Recientemente me invitaron a hacer una presentación sobre el tema del futuro emergente y, tras las formalidades iniciales, me enfoqué en la inteligencia artificial y en los robots inteligentes, ante lo cual los participantes en la presentación respondieron con total indiferencia y silencio.
Les mencioné entonces a Sophia, la primera robot en ser ciudadana de un país (Arabia Saudita) y a Pepper, un robot sacerdote en Japón. Bostezos y más silencio.
Hablamos entonces de que el futuro ya no es continuidad del pasado, que vivimos en una sociedad de obsolescencia preprogramada y que, por eso, todo lo que tenemos y todo lo que conocemos ya resulta obsoleto en el mismo momento que lo adquirimos, sean cosas o conocimientos, Nada. Ninguna respuesta.
Para cambiar un poco la situación y fomentar el diálogo, mencioné algunos ejemplos, como el hotel espacial que la empresa Orion Span colocará en órbita en los próximos meses, o la propuesta de la empresa francesa, Akka Technologies de construir un tren volador (una aeronave comercial que contiene dos partes: la cabina donde viajan los pasajeros y, por separado, el resto del avión. Ambas partes se une al despegar y se separan al aterrizar.)
Nada. Nadie reaccionó.
Entiendo muy bien que las urgencias de la vida diaria a veces nos impiden prestar atención a lo que está sucediendo y a la realidad emergente. Y sé, por muchas experiencias acumuladas a lo largo de los años, que escuchar mis presentaciones no siempre resulta divertido o atrayente. Pero pocas veces experimenté ese nivel de apatía ante un grupo de adultos al que fui invitado a hablar.
Decidí entonces emplear una nueva estrategia, contar historias y anécdotas personales, confiando que de esa manera finalmente habría algo de diálogo. Mencioné, por ejemplo, el impacto psicológico y cultural de mi primer viaje a Estados Unidos hace ya varias décadas.
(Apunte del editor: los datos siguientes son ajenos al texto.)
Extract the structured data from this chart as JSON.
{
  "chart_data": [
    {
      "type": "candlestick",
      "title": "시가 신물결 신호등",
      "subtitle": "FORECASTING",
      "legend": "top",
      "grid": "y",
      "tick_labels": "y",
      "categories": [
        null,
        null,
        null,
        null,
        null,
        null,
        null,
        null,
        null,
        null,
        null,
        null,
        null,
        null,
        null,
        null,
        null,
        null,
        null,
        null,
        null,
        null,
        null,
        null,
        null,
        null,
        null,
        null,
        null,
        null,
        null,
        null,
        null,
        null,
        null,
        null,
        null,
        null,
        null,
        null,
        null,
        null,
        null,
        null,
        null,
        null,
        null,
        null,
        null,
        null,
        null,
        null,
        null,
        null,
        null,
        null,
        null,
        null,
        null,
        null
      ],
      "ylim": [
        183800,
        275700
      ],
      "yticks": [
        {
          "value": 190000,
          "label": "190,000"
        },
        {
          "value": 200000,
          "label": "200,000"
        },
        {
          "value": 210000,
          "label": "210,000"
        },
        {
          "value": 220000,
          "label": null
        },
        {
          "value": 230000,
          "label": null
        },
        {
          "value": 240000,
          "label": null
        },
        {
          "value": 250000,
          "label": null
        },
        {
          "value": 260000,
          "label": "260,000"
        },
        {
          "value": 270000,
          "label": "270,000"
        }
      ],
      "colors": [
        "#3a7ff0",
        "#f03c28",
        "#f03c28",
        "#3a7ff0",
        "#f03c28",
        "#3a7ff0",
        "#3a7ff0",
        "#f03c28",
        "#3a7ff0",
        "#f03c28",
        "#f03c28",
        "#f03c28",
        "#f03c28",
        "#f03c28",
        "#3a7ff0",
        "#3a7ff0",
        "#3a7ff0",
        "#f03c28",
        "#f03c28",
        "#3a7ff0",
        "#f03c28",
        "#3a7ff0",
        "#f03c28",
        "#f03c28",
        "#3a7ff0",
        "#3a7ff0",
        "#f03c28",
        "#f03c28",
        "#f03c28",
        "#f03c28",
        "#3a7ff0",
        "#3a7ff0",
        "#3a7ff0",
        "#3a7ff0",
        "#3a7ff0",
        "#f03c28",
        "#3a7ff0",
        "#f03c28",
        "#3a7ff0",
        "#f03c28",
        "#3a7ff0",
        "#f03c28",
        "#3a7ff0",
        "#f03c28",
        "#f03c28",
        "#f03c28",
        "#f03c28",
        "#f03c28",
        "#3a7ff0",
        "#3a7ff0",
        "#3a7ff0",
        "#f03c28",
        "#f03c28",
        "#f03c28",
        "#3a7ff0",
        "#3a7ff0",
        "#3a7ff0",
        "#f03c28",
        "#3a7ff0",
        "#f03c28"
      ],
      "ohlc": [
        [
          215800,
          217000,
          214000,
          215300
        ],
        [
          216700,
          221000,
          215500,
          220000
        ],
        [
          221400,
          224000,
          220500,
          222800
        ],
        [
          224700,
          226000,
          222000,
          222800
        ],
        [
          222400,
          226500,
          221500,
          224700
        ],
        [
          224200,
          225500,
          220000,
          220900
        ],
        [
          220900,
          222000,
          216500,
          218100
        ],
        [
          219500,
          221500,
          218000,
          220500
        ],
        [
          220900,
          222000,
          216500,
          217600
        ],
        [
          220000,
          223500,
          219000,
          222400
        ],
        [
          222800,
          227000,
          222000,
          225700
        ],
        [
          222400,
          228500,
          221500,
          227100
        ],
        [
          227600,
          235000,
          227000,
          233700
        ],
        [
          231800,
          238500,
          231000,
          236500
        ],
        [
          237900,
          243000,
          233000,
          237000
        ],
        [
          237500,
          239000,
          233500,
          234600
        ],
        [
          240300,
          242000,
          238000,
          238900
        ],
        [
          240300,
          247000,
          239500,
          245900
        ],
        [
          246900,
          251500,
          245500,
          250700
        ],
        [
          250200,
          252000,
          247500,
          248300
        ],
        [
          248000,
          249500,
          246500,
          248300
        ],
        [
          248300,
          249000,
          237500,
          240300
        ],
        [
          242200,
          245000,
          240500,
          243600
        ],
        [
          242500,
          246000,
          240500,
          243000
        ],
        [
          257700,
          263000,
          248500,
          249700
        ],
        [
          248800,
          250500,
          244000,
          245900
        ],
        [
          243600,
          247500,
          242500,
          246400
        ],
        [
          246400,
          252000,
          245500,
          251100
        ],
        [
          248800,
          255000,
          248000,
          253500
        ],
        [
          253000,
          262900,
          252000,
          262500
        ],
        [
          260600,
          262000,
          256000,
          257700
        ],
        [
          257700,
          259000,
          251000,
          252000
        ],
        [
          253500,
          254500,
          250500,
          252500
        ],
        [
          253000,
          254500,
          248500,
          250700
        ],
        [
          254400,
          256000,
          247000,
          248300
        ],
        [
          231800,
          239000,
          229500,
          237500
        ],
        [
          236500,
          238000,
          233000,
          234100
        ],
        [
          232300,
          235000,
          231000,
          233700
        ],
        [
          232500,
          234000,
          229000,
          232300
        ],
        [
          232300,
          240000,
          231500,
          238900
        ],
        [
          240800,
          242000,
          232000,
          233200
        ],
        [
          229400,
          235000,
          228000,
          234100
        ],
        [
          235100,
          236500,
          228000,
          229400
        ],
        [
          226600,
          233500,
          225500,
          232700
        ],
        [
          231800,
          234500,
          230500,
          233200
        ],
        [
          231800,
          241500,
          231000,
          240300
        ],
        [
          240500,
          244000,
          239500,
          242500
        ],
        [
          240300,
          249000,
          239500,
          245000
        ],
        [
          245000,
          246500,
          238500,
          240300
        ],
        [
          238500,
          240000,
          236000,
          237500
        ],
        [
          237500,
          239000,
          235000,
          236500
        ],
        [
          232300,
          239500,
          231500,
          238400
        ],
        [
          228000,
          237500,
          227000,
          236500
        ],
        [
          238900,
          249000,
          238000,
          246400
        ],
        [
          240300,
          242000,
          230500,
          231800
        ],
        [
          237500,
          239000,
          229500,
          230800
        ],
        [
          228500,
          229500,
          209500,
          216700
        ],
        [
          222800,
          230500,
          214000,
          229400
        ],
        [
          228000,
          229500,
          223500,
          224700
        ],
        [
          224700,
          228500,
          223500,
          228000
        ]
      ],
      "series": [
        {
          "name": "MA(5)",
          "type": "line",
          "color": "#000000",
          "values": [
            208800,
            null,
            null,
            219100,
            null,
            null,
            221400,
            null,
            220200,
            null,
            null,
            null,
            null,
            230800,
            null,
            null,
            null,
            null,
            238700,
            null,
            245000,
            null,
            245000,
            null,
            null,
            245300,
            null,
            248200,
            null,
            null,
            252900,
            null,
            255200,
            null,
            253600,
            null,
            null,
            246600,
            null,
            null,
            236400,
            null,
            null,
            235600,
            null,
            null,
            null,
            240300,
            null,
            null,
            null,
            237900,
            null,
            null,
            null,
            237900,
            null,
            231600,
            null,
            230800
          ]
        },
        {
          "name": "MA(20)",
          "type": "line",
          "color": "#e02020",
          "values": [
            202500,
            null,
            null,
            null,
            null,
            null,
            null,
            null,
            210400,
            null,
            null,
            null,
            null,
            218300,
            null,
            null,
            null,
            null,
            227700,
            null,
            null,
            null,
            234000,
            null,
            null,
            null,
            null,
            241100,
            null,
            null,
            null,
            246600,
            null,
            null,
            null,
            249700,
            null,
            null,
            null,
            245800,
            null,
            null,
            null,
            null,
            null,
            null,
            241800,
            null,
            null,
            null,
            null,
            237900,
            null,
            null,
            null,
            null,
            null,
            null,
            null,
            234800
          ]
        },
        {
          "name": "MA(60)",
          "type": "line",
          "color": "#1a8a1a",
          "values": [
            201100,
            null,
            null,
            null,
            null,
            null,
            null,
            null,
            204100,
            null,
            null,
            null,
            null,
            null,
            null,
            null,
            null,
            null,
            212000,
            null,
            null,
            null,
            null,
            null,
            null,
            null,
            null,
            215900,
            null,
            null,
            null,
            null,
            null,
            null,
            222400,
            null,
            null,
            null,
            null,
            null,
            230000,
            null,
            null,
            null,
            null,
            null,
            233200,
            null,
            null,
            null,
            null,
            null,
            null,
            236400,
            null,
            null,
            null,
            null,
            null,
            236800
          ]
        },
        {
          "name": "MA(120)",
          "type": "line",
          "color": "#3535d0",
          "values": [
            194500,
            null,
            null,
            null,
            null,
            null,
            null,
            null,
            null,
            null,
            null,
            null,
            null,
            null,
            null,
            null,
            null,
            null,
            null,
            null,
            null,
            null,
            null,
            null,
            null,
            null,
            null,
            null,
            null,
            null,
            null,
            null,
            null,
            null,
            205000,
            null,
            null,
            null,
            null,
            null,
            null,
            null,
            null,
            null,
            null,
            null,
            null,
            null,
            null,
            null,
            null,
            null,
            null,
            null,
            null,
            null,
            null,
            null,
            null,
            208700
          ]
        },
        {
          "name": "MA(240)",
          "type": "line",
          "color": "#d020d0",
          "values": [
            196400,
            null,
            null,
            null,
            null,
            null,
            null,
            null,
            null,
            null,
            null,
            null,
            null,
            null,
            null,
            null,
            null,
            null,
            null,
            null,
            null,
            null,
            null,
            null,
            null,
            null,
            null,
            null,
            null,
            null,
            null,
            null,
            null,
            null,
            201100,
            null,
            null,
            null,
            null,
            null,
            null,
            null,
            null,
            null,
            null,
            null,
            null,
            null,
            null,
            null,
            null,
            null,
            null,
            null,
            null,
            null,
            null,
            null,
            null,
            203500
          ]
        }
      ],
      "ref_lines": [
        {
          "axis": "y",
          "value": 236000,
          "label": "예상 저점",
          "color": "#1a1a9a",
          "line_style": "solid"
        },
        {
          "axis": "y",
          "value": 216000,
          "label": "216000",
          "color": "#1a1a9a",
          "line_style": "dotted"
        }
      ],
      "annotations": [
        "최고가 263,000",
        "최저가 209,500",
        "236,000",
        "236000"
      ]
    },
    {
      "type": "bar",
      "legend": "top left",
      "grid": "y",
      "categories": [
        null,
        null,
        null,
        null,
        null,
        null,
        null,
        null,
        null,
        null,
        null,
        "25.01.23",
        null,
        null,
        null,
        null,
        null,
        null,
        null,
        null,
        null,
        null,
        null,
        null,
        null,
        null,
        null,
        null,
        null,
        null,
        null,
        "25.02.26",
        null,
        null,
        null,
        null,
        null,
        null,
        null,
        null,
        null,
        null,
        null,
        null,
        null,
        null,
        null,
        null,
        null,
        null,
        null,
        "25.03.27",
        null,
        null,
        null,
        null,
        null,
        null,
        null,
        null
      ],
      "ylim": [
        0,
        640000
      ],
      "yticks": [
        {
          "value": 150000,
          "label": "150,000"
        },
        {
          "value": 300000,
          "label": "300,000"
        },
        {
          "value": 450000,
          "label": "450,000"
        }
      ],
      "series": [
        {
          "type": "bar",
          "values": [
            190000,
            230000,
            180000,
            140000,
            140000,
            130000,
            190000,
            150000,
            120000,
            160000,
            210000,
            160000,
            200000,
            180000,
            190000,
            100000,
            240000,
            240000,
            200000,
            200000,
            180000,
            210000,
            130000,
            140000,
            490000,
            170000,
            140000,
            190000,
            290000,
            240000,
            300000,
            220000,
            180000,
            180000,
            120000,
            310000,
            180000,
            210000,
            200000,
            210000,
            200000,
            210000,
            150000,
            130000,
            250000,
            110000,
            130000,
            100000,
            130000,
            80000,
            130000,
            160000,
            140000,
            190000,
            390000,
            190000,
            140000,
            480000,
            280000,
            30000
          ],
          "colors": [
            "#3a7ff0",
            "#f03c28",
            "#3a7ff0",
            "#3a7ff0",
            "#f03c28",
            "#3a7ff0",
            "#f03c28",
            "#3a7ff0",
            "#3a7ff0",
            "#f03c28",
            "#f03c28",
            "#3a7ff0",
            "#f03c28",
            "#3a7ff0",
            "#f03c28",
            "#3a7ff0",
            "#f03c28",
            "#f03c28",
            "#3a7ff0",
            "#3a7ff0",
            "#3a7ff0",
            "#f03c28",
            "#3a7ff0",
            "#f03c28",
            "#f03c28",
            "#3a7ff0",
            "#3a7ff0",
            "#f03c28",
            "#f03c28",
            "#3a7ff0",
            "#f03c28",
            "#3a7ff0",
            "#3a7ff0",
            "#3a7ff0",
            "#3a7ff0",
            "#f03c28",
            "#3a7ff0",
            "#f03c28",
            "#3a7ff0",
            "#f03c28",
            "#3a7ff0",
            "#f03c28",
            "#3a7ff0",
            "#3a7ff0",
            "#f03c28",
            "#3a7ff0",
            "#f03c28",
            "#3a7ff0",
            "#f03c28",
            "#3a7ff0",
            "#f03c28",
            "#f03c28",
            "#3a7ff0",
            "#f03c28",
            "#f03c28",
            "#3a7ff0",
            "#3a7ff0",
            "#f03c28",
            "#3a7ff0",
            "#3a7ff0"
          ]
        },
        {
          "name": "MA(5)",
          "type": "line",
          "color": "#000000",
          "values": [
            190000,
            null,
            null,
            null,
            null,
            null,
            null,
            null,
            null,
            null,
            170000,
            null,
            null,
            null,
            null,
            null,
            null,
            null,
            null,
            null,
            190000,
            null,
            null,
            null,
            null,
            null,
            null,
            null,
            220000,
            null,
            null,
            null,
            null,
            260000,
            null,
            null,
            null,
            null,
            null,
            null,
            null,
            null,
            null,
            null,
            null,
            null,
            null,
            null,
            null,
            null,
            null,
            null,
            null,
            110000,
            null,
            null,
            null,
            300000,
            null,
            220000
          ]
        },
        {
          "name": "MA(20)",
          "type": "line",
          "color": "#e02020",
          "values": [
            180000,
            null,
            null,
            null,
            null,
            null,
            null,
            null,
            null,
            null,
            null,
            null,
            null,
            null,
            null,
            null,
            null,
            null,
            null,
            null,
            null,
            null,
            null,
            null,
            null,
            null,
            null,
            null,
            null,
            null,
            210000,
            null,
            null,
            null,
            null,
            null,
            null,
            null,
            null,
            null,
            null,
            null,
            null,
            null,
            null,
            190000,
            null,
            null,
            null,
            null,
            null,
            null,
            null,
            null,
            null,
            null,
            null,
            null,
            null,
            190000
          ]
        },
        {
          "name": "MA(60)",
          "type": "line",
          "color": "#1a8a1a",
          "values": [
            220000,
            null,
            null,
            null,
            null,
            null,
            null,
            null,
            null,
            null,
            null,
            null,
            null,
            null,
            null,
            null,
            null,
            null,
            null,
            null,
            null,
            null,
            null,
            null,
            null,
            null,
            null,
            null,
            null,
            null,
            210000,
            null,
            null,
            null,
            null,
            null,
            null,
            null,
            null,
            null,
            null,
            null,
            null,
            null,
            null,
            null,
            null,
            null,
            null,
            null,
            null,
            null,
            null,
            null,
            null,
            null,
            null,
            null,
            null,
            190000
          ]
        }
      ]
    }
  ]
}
Y dije que aún recuerdo la primera vez que usé un fax, sin entender mucho lo que yo estaba haciendo.
Si un hipopótamo vestido de bailarina hubiese estado frente a ese grupo dando una clase de cocina, el resultado hubiese sido el mismo: apatía total. Algo claramente no era normal. Algo estaba sucediendo.
Dejé de lado el tema y busqué una conversación directa con los participantes, preguntándoles los nombres, la zona de la ciudad en la que vivían y las razones que los habían llevado a asistir a la presentación. Obtuve algunos nombres y alguna sonrisa piadosa, además de innumerables miradas al techo. Pero nada más.
Luego, repentinamente, alguien recibió un llamado telefónico y lo respondió. Hubo un breve intercambio en el teléfono, al que no le presté mayor atención, y luego la persona que había recibido el llamado se incorporó y le avisó al resto del grupo: âYa arreglaron el aire acondicionado en nuestro edificio. Ya podemos irnosâ. Y se fueron todos casi inmediatamente.
Obviamente, me sentí engañado. Me habían llevado para entretener, no para dialogar. Por eso, decidí asombrarme de mi propia ingenuidad y, de esa manera, obligarme a reflexionar sobre lo vivido.